Panicking about AI now, so early in its development, could threaten the many benefits that come from things like self-driving cars and AI health care, he said.
“With AI especially, I’m really optimistic,” Zuckerberg said. “People who are naysayers and kind of try to drum up these doomsday scenarios — I just, I don’t understand it.”
In other words: You’re getting ahead of reality, Elon. Relax.
Musk responded with a tweet. “I’ve talked to Mark about this,” Musk wrote. “His understanding of the subject is limited.”
In April, Zuckerberg testified before Congress, explaining how Facebook was going to fix the problems it had helped create.
One way to do it? By leaning on artificial intelligence. But in his testimony, Zuckerberg acknowledged that scientists haven’t exactly figured out how some types of artificial intelligence are learning.
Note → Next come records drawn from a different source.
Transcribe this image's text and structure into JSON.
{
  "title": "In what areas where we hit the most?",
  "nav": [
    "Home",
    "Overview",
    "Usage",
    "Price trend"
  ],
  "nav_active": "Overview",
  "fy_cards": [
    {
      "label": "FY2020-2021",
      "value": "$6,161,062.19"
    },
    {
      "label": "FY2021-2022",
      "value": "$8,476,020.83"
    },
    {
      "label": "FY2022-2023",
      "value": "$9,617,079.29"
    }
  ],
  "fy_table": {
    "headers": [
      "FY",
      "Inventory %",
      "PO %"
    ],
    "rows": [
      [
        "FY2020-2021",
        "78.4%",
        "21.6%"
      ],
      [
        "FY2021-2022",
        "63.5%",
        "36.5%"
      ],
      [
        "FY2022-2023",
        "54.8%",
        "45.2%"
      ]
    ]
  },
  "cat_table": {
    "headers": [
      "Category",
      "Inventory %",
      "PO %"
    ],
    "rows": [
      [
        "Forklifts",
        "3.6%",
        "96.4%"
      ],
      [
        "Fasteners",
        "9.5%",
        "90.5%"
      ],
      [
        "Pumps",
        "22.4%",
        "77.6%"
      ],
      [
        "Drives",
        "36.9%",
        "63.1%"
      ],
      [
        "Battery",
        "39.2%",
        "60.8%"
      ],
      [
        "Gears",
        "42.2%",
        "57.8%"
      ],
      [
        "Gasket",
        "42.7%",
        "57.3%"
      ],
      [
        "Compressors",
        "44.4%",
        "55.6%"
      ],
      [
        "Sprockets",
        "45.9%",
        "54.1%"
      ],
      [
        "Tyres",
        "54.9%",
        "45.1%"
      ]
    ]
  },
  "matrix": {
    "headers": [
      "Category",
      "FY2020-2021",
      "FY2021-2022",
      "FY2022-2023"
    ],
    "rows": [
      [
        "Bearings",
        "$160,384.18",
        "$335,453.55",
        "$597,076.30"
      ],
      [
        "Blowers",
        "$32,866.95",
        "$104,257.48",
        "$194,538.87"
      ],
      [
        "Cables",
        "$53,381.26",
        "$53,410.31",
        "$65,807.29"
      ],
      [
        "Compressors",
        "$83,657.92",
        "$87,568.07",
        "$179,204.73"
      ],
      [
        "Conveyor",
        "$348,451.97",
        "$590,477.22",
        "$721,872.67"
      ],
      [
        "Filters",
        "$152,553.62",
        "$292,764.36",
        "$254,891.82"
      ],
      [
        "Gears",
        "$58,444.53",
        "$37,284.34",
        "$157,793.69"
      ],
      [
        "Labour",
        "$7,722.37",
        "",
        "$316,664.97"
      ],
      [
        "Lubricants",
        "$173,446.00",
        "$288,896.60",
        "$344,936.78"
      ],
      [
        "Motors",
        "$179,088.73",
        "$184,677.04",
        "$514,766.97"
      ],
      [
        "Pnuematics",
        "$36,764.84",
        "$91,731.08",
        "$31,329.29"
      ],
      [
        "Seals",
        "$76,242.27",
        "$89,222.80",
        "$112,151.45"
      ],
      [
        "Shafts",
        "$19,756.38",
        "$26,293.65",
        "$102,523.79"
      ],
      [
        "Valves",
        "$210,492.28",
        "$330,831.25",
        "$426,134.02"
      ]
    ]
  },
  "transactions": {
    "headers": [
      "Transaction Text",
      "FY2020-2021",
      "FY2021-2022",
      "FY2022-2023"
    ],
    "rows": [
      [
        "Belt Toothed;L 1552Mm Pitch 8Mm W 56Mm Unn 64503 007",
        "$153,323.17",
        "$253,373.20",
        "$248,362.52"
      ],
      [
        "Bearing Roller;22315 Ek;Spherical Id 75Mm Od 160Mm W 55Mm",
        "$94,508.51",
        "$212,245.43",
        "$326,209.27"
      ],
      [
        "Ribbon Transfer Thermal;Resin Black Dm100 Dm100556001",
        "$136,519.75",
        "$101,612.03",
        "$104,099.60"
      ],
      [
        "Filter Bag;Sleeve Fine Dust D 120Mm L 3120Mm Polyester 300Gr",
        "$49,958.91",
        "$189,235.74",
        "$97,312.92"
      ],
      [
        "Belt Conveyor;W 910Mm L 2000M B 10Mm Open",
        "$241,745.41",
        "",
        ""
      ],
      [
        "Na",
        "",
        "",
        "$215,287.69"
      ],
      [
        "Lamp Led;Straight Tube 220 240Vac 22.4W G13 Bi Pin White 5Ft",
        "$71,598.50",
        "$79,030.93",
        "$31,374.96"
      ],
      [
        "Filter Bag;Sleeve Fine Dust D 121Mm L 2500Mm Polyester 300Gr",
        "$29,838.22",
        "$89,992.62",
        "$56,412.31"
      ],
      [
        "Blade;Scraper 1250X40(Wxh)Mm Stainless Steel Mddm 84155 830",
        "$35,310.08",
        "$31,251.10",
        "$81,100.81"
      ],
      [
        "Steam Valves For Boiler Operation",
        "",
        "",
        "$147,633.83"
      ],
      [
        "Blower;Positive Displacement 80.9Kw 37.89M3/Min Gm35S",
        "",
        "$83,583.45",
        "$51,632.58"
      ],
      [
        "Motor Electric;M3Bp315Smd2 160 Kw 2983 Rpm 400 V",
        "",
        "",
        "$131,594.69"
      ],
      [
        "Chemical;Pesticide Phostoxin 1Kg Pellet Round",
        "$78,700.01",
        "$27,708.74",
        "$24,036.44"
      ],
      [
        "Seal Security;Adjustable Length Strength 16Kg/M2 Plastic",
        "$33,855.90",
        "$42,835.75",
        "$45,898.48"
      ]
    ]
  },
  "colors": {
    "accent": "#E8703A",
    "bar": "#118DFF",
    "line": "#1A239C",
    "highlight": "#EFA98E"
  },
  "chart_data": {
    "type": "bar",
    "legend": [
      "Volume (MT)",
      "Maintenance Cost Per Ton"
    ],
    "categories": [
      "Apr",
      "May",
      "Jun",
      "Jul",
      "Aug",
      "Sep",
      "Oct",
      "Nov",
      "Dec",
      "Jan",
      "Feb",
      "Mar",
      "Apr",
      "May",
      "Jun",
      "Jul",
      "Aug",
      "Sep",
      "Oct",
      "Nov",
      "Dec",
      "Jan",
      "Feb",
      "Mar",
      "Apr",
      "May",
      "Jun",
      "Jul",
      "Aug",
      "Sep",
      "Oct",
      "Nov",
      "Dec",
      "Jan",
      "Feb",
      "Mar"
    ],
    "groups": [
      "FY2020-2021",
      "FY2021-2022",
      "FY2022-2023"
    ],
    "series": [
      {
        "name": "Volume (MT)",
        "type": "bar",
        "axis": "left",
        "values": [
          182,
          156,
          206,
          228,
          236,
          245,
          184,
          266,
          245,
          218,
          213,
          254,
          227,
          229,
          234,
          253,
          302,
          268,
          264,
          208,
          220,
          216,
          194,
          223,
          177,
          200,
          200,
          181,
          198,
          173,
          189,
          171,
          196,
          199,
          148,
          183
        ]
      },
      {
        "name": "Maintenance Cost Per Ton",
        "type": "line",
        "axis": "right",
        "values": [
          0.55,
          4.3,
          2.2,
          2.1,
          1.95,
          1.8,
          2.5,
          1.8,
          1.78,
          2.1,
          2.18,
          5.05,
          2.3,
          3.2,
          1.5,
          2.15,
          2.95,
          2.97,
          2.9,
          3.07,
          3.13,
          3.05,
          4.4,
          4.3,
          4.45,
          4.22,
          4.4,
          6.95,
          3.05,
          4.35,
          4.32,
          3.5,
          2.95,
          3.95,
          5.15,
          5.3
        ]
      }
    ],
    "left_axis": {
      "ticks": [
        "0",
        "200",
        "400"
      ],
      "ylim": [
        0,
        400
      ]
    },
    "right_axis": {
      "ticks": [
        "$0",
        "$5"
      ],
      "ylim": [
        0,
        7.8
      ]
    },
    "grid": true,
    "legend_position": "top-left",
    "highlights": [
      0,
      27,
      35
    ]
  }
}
“This is going to be a very central question for how we think about AI systems over the next decade and beyond,” he said. “Right now, a lot of our AI systems make decisions in ways that people don’t really understand.”
Tech bigwigs and scientists may mock Musk for his Chicken Little routine on AI, but they seem to be moving toward his point of view.
Inside Google, a group is exploring flaws in AI methods that can fool computer systems into seeing things that are not there. Researchers are warning that AI systems that automatically generate realistic images and video will soon make it even harder to trust what we see online. Both DeepMind and OpenAI now operate research groups dedicated to “AI safety.”
Hassabis, the founder of DeepMind, still thinks Musk’s views are extreme. But he said the same about the views of Zuckerberg. The threat is not here, he said. Not yet. But Facebook’s problems are a warning.
“We need to use the downtime, when things are calm, to prepare for when things get serious in the decades to come,” Hassabis said. “The time we have now is valuable, and we need to make use of it.”